Os detalhes originais foram preservados: o piso em peroba rosa, o revestimento em mármore preto e rosa, o corrimão em latão e as pastilhas coloridas. A pérgula, no topo do edifício, oferece vista para as árvores da Rua Goiás e também é protegida pelo Iepha-MG.
O prédio traz referências do art déco, estilo que marcou construções emblemáticas da cidade, como o Edifício Acaiaca e o prédio da Prefeitura de Belo Horizonte.
Na esquina da Rua da Bahia com a Avenida Augusto de Lima, o antigo Armazém Central chama atenção pelos detalhes em mármore e pelas cores cinza e laranja. Hoje, o edifício abriga o Colégio Minas Gerais e a Drogaria Araújo, mas guarda na estrutura as marcas do passado.
O local já sediou a Academia Mineira de Letras e mantém, em suas vigas internas, vestígios históricos, como antigos anúncios e até uma receita médica assinada por Guimarães Rosa. Cada detalhe é um fragmento do tempo em que o prédio fazia parte do circuito comercial mais movimentado da cidade.

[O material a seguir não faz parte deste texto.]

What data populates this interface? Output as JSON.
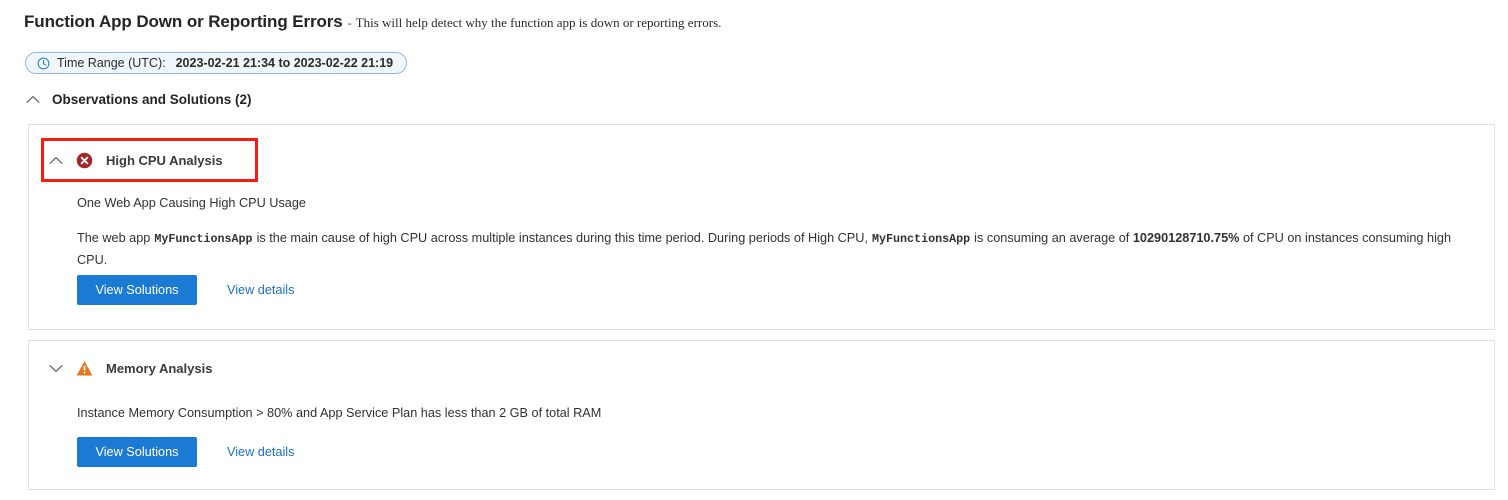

Crédito: Iepha Minas Gerais
4 – Academia Mineira de Letras
Construído entre 1923 e 1924 para ser residência e consultório do médico carioca Eduardo Borges da Costa, o prédio da Academia Mineira de Letras foi tombado pelo Estado em 1988.
A edificação, de inspiração neoclássica, passou por ampliações assinadas pelo arquiteto Luis Signorelli e contou com a participação de artistas como o escultor austríaco Mucchiutti e os irmãos marmoristas Natali. Com fachada imponente e interiores cuidadosamente ornamentados, o prédio é hoje um dos principais centros culturais da cidade, abrigando acervos, exposições e eventos literários.
5 – Praça Raul Soares
Projetada pelo arquiteto Érico de Paula e inaugurada em 1936, a Praça Raul Soares é um marco do urbanismo belo-horizontino. Seu traçado circular, em meio ao padrão ortogonal da cidade, simboliza o encontro entre quatro avenidas: Amazonas, Olegário Maciel, Bias Fortes e Augusto de Lima.
As calçadas em mosaico português trazem elementos geométricos inspirados na cultura marajoara e no estilo art déco. Tombada em 1988, a praça mantém a simetria original do projeto, centrada na fonte luminosa e nos jardins perfeitamente alinhados.
Crédito: Iepha Minas Gerais
Preservar para pertencer
Para o historiador Ismael Krishna de Andrade Neiva, técnico da Diretoria de Patrimônio Cultural e Arquivo Público de BH, conhecer e preservar o passado urbano é uma forma de fortalecer o pertencimento:
“Conhecer a cidade, sua história e seus símbolos nos faz sentir mais acolhidos. A memória urbana cria vínculos afetivos, lembranças de lugares, cheiros e amores, e nos faz perceber nossa importância em meio a um mundo cada vez mais impessoal”, reflete.
As decisões sobre o tombamento e a conservação dos prédios são tomadas pelo Conselho Deliberativo do Patrimônio Cultural do Município de Belo Horizonte (CDPCM-BH), que realiza reuniões públicas mensais. “O patrimônio edificado é um capital simbólico e participa da construção da identidade cultural dos belo-horizontinos”, reforça o historiador.